Yeah I had thought of amending ADTypes too. Perhaps AutoEnzyme(constant_function=true/false) would be clearer?

[wsmoses]

I think an ADTypes arg is a good solution to this (also useful for others outside DI like ScimlSensitiviry etc).

@ChrisRackauckas i completely agree with your comments/ordering, though I am going to push back on Enzyme giving an incorrect result. A user tells Enzyme if any var (including the function) is differentiable. Enzyme gives a correct answer in both cases, subject to the problem it was given (eg considering uses of the function to be constant mean any dataflow through a constant has 0 derivative). Of course there is still an issue here of “what problem do we want to compute” for which picking a non differentiable closure when we do want differentiable data flow is not correct. But the error is not in Enzyme, but on what picked the wrong Enzyme call.

By a similar token if DI specified that the function is always non differentiable, it is not a bug in DI since that is using DI for a problem out of spec. The question at hand, however, is what should the spec be (eg a question for users of DI, one within DI, etc)

[ChrisRackauckas]

But the error is not in Enzyme, but on what picked the wrong Enzyme call.

I agree here. It's not an issue with Enzyme, but:

By a similar token if DI specified that the function is always non differentiable, it is not a bug in DI since that is using DI for a problem out of spec. The question at hand, however, is what should the spec be (eg a question for users of DI, one within DI, etc)

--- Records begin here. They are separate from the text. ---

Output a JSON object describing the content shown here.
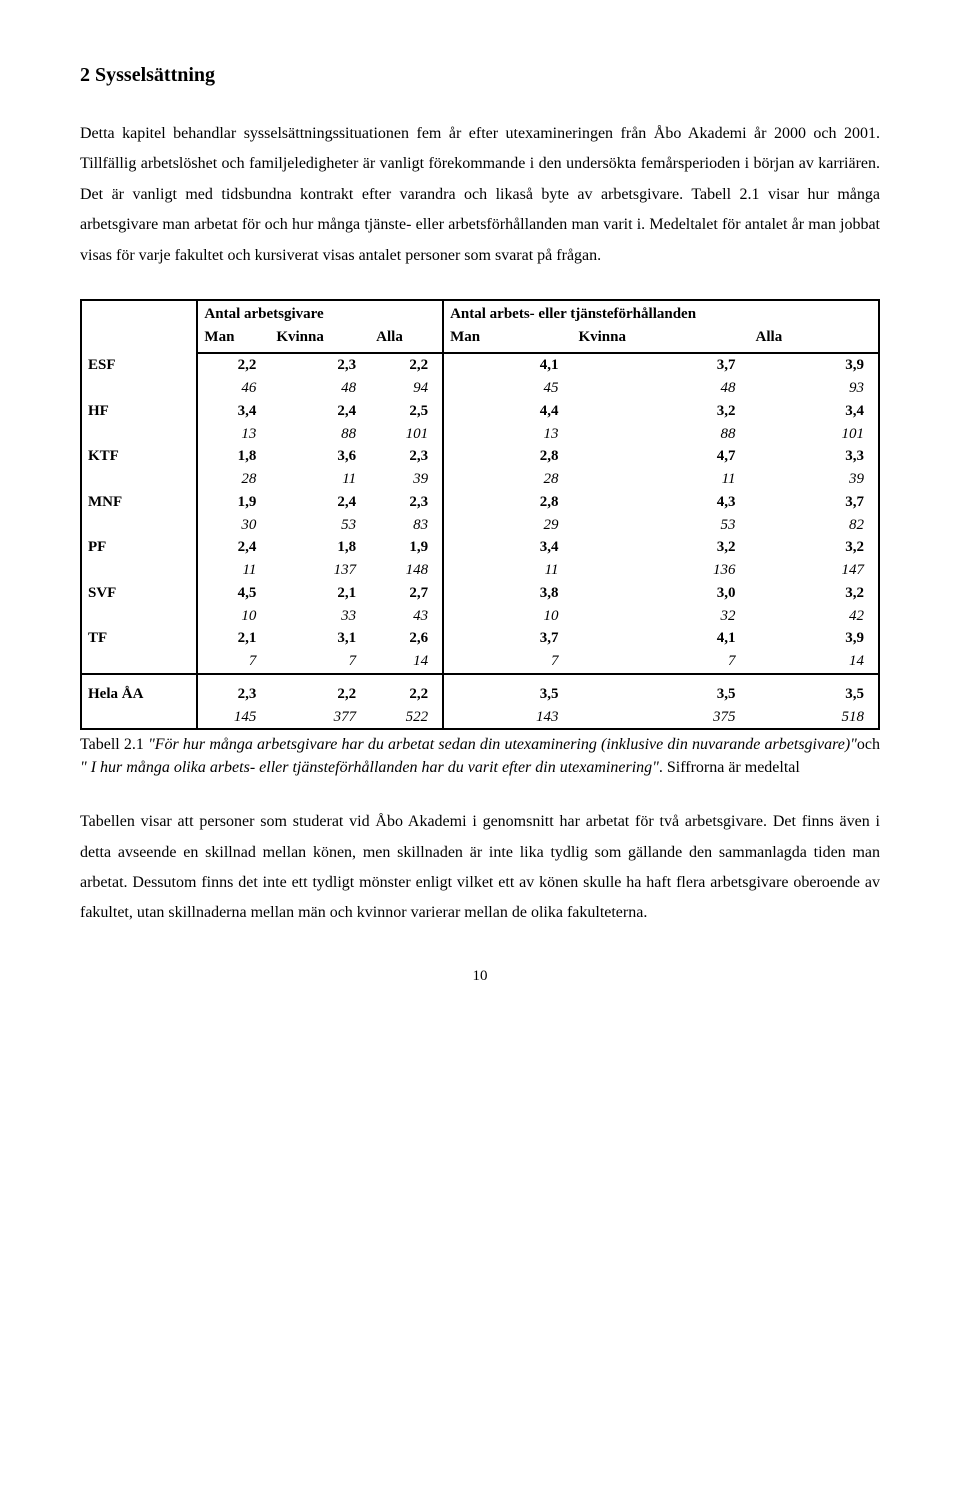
{
  "title": "2 Sysselsättning",
  "para1": "Detta kapitel behandlar sysselsättningssituationen fem år efter utexamineringen från Åbo Akademi år 2000 och 2001. Tillfällig arbetslöshet och familjeledigheter är vanligt förekommande i den undersökta femårsperioden i början av karriären. Det är vanligt med tidsbundna kontrakt efter varandra och likaså byte av arbetsgivare. Tabell 2.1 visar hur många arbetsgivare man arbetat för och hur många tjänste- eller arbetsförhållanden man varit i. Medeltalet för antalet år man jobbat visas för varje fakultet och kursiverat visas antalet personer som svarat på frågan.",
  "table": {
    "group_headers": [
      "Antal arbetsgivare",
      "Antal arbets- eller tjänsteförhållanden"
    ],
    "sub_headers": [
      "Man",
      "Kvinna",
      "Alla",
      "Man",
      "Kvinna",
      "Alla"
    ],
    "header_fontsize": 15,
    "cell_fontsize": 15,
    "italic_fontstyle": "italic",
    "border_color": "#000000",
    "background_color": "#ffffff",
    "rows": [
      {
        "label": "ESF",
        "vals": [
          "2,2",
          "2,3",
          "2,2",
          "4,1",
          "3,7",
          "3,9"
        ],
        "n": [
          "46",
          "48",
          "94",
          "45",
          "48",
          "93"
        ]
      },
      {
        "label": "HF",
        "vals": [
          "3,4",
          "2,4",
          "2,5",
          "4,4",
          "3,2",
          "3,4"
        ],
        "n": [
          "13",
          "88",
          "101",
          "13",
          "88",
          "101"
        ]
      },
      {
        "label": "KTF",
        "vals": [
          "1,8",
          "3,6",
          "2,3",
          "2,8",
          "4,7",
          "3,3"
        ],
        "n": [
          "28",
          "11",
          "39",
          "28",
          "11",
          "39"
        ]
      },
      {
        "label": "MNF",
        "vals": [
          "1,9",
          "2,4",
          "2,3",
          "2,8",
          "4,3",
          "3,7"
        ],
        "n": [
          "30",
          "53",
          "83",
          "29",
          "53",
          "82"
        ]
      },
      {
        "label": "PF",
        "vals": [
          "2,4",
          "1,8",
          "1,9",
          "3,4",
          "3,2",
          "3,2"
        ],
        "n": [
          "11",
          "137",
          "148",
          "11",
          "136",
          "147"
        ]
      },
      {
        "label": "SVF",
        "vals": [
          "4,5",
          "2,1",
          "2,7",
          "3,8",
          "3,0",
          "3,2"
        ],
        "n": [
          "10",
          "33",
          "43",
          "10",
          "32",
          "42"
        ]
      },
      {
        "label": "TF",
        "vals": [
          "2,1",
          "3,1",
          "2,6",
          "3,7",
          "4,1",
          "3,9"
        ],
        "n": [
          "7",
          "7",
          "14",
          "7",
          "7",
          "14"
        ]
      }
    ],
    "total": {
      "label": "Hela ÅA",
      "vals": [
        "2,3",
        "2,2",
        "2,2",
        "3,5",
        "3,5",
        "3,5"
      ],
      "n": [
        "145",
        "377",
        "522",
        "143",
        "375",
        "518"
      ]
    }
  },
  "caption_lead": "Tabell 2.1 ",
  "caption_ital1": "\"För hur många arbetsgivare har du arbetat sedan din utexaminering (inklusive din nuvarande arbetsgivare)\"",
  "caption_mid": "och ",
  "caption_ital2": "\" I hur många olika arbets- eller tjänsteförhållanden har du varit efter din utexaminering\"",
  "caption_tail": ". Siffrorna är medeltal",
  "para2": "Tabellen visar att personer som studerat vid Åbo Akademi i genomsnitt har arbetat för två arbetsgivare. Det finns även i detta avseende en skillnad mellan könen, men skillnaden är inte lika tydlig som gällande den sammanlagda tiden man arbetat. Dessutom finns det inte ett tydligt mönster enligt vilket ett av könen skulle ha haft flera arbetsgivare oberoende av fakultet, utan skillnaderna mellan män och kvinnor varierar mellan de olika fakulteterna.",
  "page_number": "10"
}
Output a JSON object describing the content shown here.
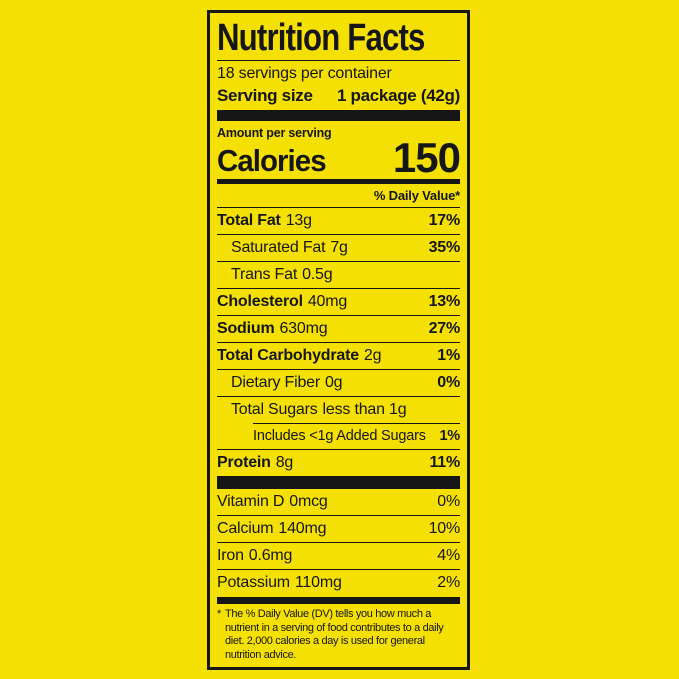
{
  "colors": {
    "background": "#f5e003",
    "ink": "#161616"
  },
  "label": {
    "title": "Nutrition Facts",
    "servings_per_container": "18 servings per container",
    "serving_size_label": "Serving size",
    "serving_size_value": "1 package (42g)",
    "amount_per_serving": "Amount per serving",
    "calories_label": "Calories",
    "calories_value": "150",
    "daily_value_header": "% Daily Value*",
    "nutrients": [
      {
        "name": "Total Fat",
        "amount": "13g",
        "dv": "17%"
      },
      {
        "name": "Saturated Fat",
        "amount": "7g",
        "dv": "35%"
      },
      {
        "name": "Trans Fat",
        "amount": "0.5g",
        "dv": ""
      },
      {
        "name": "Cholesterol",
        "amount": "40mg",
        "dv": "13%"
      },
      {
        "name": "Sodium",
        "amount": "630mg",
        "dv": "27%"
      },
      {
        "name": "Total Carbohydrate",
        "amount": "2g",
        "dv": "1%"
      },
      {
        "name": "Dietary Fiber",
        "amount": "0g",
        "dv": "0%"
      },
      {
        "name": "Total Sugars",
        "amount": "less than 1g",
        "dv": ""
      },
      {
        "name": "Includes <1g Added Sugars",
        "amount": "",
        "dv": "1%"
      },
      {
        "name": "Protein",
        "amount": "8g",
        "dv": "11%"
      }
    ],
    "vitamins": [
      {
        "name": "Vitamin D",
        "amount": "0mcg",
        "dv": "0%"
      },
      {
        "name": "Calcium",
        "amount": "140mg",
        "dv": "10%"
      },
      {
        "name": "Iron",
        "amount": "0.6mg",
        "dv": "4%"
      },
      {
        "name": "Potassium",
        "amount": "110mg",
        "dv": "2%"
      }
    ],
    "footnote_marker": "*",
    "footnote": "The % Daily Value (DV) tells you how much a nutrient in a serving of food contributes to a daily diet. 2,000 calories a day is used for general nutrition advice."
  }
}
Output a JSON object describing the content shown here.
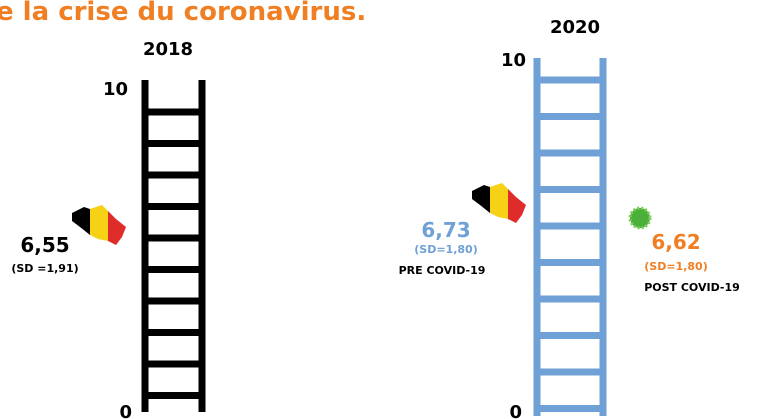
{
  "title": "e la crise du coronavirus.",
  "panels": [
    {
      "year": "2018",
      "scale_top": "10",
      "scale_bottom": "0",
      "groups": [
        {
          "value": "6,55",
          "sd": "(SD =1,91)"
        }
      ]
    },
    {
      "year": "2020",
      "scale_top": "10",
      "scale_bottom": "0",
      "groups": [
        {
          "value": "6,73",
          "sd": "(SD=1,80)",
          "label": "PRE COVID-19"
        },
        {
          "value": "6,62",
          "sd": "(SD=1,80)",
          "label": "POST COVID-19"
        }
      ]
    }
  ]
}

I think that's a misunderstanding of how DI is expected to be used. If we expect DI to be used in packages, say DiffEq, NonlinearSolve, Turing, etc. then you can't expect most users have read the documentation of DI at all. In fact, I'd argue that most users of DI won't even read most of the documentation either (unless there's an error message that tells them to read a specific page). The issue that I'm seeing is that DI as a general differentiation interface is planned to be used pervasively, but if it makes a choice like this, then this is a choice made for downstream as well. And it would be very confusing to a Turing user if they used a mutable cache to make their code non-allocating with pre-allocated buffers because this blog post https://viralinstruction.com/posts/optimise/#cut_down_on_allocations said to do that, and now their code does not converge correctly. At least today, a user of Turing will get an error message

[ChrisRackauckas]

On this PR though, @gdalle should we merge with AutoTapir giving NaNs?

[gdalle]

I don't know. The Tapir issue is related to both DITest and Tapir using JET as a dependency, and some weird world age shenanigans happening (see compintell/Mooncake.jl#193). @willtebbutt your call

[willtebbutt]

I'm working on resolving this by removing JET as a dep of Tapir.jl. I'm expecting to have something merged today, then hopefully this will all work nicely, and you can use the most recent version of Tapir.jl.

[willtebbutt]

@gdalle could you please try restricting the version of Tapir to 0.2.26 and up, and see what happens? It should work now.

[ChrisRackauckas]

I updated the Project toml and rebased.

[willtebbutt]

Does it usually take an hour to find an agent for the AD testing?

[ChrisRackauckas]

The sparse matrix run is 3 days, so that's occupying one. Then there's the bump here https://buildkite.com/julialang/scimlbenchmarks-dot-jl/builds/2671#0190dd16-0e34-4ef6-bb22-a261e6ae81d9 which should probably be done in a few hours.

[ChrisRackauckas]

It looks like this went through and we're getting numbers. Merging. I'll probably tag a new set on the benchmarks soon too, so this might be the first tagged version.